Portugal, país das zebras


Em Portugal, o que nos falta em organização abunda em improviso, falta de planeamento e desenrascanço. Daí o listrado das zebras que por aí prolifera nas atitudes e nas concretizações materiais


Não, apesar da descrença disparatada do inquilino da Casa Branca nas alterações climáticas, os seus impactos ainda não têm a relevância de reproduzir a savana africana em Portugal. Nem tão pouco há um qualquer surto zoológico que coloque a zebra no plano dos animais invasores das paisagens autóctones.

Em Portugal, o que nos falta em organização abunda em improviso, falta de planeamento e desenrascanço.

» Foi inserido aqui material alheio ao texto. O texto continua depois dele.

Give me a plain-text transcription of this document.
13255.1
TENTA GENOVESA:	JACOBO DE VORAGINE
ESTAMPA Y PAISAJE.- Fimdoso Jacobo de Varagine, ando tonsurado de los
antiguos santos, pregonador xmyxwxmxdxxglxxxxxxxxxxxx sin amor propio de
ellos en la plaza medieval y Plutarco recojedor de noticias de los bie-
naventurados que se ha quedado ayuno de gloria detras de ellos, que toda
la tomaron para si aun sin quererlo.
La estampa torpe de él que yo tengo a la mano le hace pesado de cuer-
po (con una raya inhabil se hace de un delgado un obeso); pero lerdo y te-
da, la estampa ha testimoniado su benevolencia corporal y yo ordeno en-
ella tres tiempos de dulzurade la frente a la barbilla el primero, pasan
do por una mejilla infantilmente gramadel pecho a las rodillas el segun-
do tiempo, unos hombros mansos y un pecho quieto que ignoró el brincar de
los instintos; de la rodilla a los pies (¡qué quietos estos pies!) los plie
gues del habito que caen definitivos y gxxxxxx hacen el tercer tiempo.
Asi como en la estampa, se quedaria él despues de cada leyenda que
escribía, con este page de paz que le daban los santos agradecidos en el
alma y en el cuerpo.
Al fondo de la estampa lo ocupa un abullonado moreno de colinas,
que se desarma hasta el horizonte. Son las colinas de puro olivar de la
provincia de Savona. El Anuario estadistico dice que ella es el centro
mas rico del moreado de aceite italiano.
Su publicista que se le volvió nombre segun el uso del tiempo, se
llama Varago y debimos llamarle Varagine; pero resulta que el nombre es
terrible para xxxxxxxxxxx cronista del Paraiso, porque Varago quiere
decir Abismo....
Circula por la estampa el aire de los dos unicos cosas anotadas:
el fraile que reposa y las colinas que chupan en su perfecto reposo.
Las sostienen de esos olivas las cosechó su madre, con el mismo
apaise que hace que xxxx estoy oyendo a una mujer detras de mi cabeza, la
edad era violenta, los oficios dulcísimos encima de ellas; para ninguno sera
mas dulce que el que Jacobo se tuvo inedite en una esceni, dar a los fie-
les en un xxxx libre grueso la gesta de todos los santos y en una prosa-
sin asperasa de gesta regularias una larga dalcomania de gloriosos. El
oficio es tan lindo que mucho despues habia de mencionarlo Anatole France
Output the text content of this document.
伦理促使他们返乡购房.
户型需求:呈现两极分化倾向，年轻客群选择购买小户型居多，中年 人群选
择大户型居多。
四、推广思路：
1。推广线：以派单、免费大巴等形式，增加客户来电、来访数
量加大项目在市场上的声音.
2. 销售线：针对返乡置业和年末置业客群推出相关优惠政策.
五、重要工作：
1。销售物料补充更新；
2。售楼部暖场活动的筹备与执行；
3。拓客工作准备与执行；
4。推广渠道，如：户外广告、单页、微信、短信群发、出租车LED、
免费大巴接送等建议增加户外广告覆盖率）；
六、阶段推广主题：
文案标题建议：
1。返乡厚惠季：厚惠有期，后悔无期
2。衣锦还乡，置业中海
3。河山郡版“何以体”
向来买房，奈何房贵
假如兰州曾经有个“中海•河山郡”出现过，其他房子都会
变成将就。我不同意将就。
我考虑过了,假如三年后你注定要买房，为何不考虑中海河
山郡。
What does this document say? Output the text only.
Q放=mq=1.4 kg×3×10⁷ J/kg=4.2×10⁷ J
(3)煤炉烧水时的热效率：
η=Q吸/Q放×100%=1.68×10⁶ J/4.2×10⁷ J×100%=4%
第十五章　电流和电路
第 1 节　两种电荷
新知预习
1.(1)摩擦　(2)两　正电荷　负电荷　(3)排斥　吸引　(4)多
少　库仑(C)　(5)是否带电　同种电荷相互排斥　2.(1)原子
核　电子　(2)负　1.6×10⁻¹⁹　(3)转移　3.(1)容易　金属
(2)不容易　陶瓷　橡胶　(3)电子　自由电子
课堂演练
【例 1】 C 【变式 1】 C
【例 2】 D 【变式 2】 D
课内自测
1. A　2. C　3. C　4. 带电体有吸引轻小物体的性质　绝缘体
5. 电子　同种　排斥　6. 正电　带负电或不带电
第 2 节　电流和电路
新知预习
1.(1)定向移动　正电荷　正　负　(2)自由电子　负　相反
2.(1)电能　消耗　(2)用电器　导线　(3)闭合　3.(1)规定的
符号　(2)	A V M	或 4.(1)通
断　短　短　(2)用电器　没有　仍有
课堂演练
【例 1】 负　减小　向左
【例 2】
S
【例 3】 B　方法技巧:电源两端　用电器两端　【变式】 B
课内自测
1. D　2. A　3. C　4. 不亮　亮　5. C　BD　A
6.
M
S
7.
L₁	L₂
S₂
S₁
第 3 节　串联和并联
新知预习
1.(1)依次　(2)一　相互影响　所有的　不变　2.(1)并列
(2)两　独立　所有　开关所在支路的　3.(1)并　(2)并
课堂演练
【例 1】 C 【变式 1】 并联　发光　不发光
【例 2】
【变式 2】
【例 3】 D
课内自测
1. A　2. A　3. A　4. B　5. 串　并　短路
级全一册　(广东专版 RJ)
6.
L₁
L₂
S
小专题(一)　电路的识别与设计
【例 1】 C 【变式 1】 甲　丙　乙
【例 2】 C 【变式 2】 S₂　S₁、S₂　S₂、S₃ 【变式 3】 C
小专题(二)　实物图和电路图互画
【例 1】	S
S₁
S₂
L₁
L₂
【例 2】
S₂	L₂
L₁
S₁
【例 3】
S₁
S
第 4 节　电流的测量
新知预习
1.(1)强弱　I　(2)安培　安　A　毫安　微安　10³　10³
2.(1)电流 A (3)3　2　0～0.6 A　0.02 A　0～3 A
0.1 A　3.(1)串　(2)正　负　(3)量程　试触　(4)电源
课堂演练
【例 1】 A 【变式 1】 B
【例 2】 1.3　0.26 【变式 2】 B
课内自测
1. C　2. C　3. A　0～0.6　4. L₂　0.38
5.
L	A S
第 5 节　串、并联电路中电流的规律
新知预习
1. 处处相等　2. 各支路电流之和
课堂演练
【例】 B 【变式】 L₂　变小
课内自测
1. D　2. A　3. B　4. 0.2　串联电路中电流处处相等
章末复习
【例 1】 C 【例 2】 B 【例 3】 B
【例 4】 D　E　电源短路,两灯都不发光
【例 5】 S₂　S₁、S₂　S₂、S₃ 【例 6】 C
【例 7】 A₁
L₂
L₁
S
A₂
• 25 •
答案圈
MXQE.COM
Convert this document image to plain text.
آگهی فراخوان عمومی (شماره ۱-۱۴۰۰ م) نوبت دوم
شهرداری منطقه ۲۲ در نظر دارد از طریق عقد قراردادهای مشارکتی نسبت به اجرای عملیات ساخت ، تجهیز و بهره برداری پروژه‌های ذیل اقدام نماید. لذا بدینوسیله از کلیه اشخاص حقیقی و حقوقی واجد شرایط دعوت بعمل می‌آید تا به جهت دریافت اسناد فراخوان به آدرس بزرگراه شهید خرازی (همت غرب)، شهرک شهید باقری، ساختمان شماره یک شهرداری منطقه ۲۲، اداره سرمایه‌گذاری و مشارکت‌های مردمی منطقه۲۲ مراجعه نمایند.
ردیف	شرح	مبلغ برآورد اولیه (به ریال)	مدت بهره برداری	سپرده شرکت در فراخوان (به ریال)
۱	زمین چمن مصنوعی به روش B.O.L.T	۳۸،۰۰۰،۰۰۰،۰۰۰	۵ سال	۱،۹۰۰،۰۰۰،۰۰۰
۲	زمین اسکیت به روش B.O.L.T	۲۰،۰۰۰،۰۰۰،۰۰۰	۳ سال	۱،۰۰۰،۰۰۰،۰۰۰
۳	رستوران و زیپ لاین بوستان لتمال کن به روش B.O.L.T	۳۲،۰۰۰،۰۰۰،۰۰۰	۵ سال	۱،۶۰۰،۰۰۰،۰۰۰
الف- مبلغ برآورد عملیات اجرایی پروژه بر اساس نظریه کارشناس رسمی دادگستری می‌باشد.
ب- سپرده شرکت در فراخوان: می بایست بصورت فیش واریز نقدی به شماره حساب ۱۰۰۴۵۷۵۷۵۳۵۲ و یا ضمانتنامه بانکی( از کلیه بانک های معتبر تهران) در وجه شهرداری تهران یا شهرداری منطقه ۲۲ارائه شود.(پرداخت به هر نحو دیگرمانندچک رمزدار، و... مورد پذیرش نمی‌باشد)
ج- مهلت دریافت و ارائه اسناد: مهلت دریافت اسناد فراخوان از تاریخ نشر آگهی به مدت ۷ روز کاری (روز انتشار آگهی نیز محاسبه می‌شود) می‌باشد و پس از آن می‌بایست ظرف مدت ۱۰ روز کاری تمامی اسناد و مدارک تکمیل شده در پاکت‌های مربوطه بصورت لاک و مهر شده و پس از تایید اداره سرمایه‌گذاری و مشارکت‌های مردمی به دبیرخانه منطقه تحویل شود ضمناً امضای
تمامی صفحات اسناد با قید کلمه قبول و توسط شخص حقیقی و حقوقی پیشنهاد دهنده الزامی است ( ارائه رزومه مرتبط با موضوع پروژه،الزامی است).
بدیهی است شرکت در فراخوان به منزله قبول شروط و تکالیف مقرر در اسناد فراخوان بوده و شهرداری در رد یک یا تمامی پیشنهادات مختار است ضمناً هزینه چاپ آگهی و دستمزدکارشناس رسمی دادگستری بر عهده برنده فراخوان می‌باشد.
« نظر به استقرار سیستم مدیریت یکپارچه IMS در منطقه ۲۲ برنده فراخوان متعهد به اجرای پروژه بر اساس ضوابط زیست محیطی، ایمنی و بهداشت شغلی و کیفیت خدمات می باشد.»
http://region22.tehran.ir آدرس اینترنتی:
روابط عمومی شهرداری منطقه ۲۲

Daí o listrado das zebras que por aí prolifera nas atitudes e nas concretizações materiais.

A anos de alcatrão e de infraestruturas rodoviárias como se não houvesse amanhã sucedeu-se um pousio de quatro anos de suspensão de obras novas, de ausência de manutenções e de ativos desleixos de segurança rodoviária, como a redução da iluminação da rede viária, alguma dela sujeita a pagamento de portagens. O Estado não fez e anuiu a que as concessionárias tivessem similar atitude. Depois de ter sido anunciado o virar de página da austeridade, julgava-se que a ação teria correspondência com os discursos, mas não. Sem fundos comunitários para manutenção de infraestruturas – por vezes, o mais fácil é fazer –, sem recursos nacionais para realizar as intervenções necessárias, desde logo as de manutenção da rede viária existente, e com os municípios sem disponibilidades financeiras para acorrer a esta responsabilidade alheia, as estradas nacionais estão, na esmagadora maioria dos casos, num estado lastimoso de conforto e de segurança rodoviária.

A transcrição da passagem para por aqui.